Huawei’s AR ambitions have so far mostly been centered on mobile photography and things like real-time face filters. On the other hand, the company’s wearable operations are yet to produce a piece of eyewear and remain largely focused on fitness trackers and smartwatches. Its newly confirmed ambitions revolving around AR glasses are in line with its established strategy that’s aggressively geared toward diversification. Originally started as a telecom company in the late ’80s, the Chinese firm is now one of the world’s largest smartphone manufacturers and also produces desktop computers, laptops, and a broad range of other gadgets, in addition to remaining committed to network equipment. While its consumer electronics arm hasn’t been on the scene for long, it’s now showing encouraging growth across a variety of segments; Huawei’s consolidated financial report for 2017 revealed a revenue equivalent to over $34 billion, nearly 32-percent up annually. Those results are even more impressive in light of the fact that the firm has been essentially prevented from doing large-scale business in the United States, the world’s largest market for high-end smartphones, i.e. the kind of handsets that yield the highest profit margins.

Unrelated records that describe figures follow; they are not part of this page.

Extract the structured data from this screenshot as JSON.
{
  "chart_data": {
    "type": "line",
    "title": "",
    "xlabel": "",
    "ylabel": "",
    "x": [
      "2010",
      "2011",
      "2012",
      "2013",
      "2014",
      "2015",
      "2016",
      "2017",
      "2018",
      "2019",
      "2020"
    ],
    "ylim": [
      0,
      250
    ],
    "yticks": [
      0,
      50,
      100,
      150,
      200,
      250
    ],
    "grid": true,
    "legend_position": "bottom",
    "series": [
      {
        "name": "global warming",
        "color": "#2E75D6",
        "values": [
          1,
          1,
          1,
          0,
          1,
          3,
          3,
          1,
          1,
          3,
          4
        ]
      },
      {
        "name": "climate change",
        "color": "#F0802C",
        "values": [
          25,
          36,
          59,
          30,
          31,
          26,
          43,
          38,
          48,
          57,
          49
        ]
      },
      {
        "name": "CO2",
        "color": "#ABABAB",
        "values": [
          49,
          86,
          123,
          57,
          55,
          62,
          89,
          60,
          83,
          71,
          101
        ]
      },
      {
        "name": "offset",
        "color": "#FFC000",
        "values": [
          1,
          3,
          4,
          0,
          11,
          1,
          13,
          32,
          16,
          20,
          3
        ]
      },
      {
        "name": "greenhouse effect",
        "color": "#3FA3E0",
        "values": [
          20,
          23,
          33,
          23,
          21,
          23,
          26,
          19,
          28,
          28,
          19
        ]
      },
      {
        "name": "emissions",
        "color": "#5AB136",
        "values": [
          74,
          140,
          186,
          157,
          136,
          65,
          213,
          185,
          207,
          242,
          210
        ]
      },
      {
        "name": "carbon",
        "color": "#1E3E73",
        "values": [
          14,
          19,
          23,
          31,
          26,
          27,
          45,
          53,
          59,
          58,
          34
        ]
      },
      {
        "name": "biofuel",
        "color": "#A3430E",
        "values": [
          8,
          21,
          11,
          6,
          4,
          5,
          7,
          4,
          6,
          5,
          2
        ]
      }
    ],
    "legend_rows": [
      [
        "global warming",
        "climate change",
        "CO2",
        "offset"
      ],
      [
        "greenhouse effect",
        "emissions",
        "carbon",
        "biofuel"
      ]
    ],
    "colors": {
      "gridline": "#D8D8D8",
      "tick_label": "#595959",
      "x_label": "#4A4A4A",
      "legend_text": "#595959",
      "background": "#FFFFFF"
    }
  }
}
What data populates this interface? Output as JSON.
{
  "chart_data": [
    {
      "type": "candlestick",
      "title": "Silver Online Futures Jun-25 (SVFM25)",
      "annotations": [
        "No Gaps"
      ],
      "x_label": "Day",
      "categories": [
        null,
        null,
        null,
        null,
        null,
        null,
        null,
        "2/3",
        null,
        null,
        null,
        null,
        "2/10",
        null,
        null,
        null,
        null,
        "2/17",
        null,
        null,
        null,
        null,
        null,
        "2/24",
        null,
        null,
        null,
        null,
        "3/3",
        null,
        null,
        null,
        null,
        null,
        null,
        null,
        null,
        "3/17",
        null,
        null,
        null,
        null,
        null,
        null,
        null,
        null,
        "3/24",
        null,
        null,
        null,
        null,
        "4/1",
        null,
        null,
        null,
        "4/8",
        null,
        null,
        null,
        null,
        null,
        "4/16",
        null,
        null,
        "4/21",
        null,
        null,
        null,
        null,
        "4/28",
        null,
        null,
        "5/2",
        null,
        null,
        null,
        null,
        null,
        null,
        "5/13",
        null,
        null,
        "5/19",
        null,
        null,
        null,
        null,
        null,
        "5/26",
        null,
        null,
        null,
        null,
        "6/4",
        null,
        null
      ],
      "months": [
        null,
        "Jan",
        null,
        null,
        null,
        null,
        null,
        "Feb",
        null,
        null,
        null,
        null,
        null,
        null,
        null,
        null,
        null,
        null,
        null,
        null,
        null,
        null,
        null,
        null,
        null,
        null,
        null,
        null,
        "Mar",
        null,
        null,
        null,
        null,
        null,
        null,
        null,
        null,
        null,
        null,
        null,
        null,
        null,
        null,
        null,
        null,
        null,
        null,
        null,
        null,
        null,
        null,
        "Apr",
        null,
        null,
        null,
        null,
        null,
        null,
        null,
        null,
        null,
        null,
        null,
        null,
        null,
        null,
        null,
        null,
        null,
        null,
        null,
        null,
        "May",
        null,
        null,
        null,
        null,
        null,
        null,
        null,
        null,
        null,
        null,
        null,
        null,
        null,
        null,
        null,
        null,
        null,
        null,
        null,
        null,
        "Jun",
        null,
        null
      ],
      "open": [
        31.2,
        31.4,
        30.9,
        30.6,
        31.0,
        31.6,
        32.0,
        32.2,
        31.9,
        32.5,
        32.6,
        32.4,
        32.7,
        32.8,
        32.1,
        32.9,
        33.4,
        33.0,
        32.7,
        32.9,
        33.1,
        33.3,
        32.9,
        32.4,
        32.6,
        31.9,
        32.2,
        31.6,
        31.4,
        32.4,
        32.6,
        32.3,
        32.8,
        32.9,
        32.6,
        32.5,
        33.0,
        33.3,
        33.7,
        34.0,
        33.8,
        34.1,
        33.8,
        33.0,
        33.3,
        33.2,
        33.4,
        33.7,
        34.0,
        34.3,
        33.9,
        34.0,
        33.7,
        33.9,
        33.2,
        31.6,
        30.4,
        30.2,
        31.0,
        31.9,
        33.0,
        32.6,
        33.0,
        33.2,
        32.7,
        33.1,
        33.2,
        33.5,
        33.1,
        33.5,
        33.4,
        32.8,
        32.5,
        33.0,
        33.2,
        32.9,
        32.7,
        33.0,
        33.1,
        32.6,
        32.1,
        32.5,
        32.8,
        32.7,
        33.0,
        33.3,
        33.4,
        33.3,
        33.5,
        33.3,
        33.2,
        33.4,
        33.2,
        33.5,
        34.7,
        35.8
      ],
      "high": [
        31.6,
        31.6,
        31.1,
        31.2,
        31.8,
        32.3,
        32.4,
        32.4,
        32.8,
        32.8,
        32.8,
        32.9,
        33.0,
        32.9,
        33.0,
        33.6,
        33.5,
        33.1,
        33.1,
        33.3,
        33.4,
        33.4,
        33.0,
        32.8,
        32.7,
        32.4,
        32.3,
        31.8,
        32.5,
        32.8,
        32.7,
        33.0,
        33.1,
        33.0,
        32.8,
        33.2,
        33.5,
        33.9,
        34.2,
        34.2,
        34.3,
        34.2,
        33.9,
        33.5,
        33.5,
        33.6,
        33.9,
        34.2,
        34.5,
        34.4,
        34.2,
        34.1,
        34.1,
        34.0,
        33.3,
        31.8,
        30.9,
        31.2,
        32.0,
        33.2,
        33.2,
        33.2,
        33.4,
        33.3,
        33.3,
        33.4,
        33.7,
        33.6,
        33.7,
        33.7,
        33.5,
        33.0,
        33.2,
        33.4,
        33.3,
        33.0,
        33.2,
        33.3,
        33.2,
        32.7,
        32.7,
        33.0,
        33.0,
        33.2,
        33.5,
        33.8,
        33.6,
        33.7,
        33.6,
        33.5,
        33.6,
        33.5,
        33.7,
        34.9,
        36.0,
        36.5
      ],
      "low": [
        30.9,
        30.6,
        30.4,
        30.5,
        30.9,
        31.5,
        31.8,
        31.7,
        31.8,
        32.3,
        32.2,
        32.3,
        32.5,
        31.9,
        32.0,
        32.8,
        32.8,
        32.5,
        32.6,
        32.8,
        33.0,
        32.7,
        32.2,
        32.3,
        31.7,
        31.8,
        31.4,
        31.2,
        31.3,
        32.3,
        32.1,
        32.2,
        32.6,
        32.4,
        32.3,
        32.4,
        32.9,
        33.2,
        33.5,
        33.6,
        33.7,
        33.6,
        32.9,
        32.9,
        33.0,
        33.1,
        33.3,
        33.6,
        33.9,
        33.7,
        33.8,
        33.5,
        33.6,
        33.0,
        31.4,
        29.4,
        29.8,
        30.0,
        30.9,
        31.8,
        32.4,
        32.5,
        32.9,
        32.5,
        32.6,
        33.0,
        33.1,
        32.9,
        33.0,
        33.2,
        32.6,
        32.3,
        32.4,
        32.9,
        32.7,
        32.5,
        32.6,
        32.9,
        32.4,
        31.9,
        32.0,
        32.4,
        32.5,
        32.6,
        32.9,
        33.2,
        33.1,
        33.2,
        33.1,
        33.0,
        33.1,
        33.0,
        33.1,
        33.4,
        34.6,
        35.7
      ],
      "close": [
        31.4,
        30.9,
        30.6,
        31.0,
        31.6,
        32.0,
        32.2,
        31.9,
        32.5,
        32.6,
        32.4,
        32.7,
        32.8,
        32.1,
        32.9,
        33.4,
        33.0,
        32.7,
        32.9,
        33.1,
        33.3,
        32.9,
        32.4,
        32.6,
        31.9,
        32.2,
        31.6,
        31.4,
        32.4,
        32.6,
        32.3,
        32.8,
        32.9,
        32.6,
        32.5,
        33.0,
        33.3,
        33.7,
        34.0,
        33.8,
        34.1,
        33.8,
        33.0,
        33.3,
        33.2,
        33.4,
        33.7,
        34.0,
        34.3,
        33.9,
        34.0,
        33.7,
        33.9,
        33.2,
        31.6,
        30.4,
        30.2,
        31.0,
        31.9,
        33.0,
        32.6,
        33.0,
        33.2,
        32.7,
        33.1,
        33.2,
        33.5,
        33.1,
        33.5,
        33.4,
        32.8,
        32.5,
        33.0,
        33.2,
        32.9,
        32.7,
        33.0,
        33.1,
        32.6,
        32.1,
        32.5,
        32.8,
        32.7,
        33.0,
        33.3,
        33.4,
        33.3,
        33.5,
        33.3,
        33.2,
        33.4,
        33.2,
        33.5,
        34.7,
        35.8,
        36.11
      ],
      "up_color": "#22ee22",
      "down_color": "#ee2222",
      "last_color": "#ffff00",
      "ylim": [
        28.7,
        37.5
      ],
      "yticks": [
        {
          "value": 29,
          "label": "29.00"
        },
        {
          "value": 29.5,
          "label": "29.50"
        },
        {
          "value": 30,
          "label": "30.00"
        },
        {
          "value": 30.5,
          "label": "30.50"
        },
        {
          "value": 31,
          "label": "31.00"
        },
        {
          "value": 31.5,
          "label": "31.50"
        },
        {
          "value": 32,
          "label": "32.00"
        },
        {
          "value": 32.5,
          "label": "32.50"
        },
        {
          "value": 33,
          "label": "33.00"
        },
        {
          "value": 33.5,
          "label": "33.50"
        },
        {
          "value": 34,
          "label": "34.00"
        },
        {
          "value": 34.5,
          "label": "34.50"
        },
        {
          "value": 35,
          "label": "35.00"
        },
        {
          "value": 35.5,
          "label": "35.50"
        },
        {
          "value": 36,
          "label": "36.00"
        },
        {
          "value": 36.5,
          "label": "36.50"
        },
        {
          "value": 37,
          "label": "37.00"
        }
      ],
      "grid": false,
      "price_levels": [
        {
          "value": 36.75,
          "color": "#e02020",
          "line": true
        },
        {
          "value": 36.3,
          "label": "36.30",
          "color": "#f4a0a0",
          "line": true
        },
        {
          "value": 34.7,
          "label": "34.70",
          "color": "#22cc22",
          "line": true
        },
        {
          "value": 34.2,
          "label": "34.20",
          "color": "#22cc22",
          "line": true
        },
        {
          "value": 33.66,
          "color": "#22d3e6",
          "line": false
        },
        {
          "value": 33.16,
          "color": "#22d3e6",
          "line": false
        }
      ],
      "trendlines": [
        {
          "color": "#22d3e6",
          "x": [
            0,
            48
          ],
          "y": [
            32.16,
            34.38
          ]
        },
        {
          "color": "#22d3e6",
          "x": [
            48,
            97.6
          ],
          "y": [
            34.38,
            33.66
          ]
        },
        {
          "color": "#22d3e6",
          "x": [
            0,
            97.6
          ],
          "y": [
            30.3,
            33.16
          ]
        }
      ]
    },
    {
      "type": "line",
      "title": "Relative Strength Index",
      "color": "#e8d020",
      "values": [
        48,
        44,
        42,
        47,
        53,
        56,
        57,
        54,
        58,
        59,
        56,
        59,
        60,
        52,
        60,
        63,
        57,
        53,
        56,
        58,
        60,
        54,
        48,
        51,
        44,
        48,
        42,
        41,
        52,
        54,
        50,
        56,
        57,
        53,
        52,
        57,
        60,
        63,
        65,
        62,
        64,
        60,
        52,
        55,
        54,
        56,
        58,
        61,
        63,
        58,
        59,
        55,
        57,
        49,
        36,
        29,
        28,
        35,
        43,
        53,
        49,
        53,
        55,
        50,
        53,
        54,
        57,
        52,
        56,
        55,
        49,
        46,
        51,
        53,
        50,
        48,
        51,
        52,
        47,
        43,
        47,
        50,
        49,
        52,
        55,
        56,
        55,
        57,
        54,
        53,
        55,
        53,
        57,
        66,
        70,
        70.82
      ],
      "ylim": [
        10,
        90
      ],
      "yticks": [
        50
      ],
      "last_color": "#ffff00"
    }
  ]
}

Impact: Huawei’s interest in AR glasses shows the company’s aggressive diversification strategy is continuing, which is unsurprising given the recent commercial successes it yielded. The firm is still aiming to become the world’s largest smartphone maker by overtaking Samsung after already surpassing Apple earlier this year and an increased focus on AR may help it accomplish that given how many of the world’s largest electronics manufacturers see the said tech as a significant component of the future of mobile computing. What’s still unclear is whether Huawei is primarily interested in delivering a pair of standalone AR glasses or a gadget that’s meant to be paired with a smartphone, with Mr. Yu’s new comments on the matter suggesting both possibilities are presently under consideration. What’s certain is that Huawei’s road toward consumer-grade AR glasses will involve new Android applications, many of which may end up utilizing ARCore, Google’s set of development tools for mobile AR. As a result, the world’s second-largest handset maker may provide a major boost to Google’s ecosystem, though it has yet to clarify whether it intends to keep its future AR apps exclusive to its own Android devices.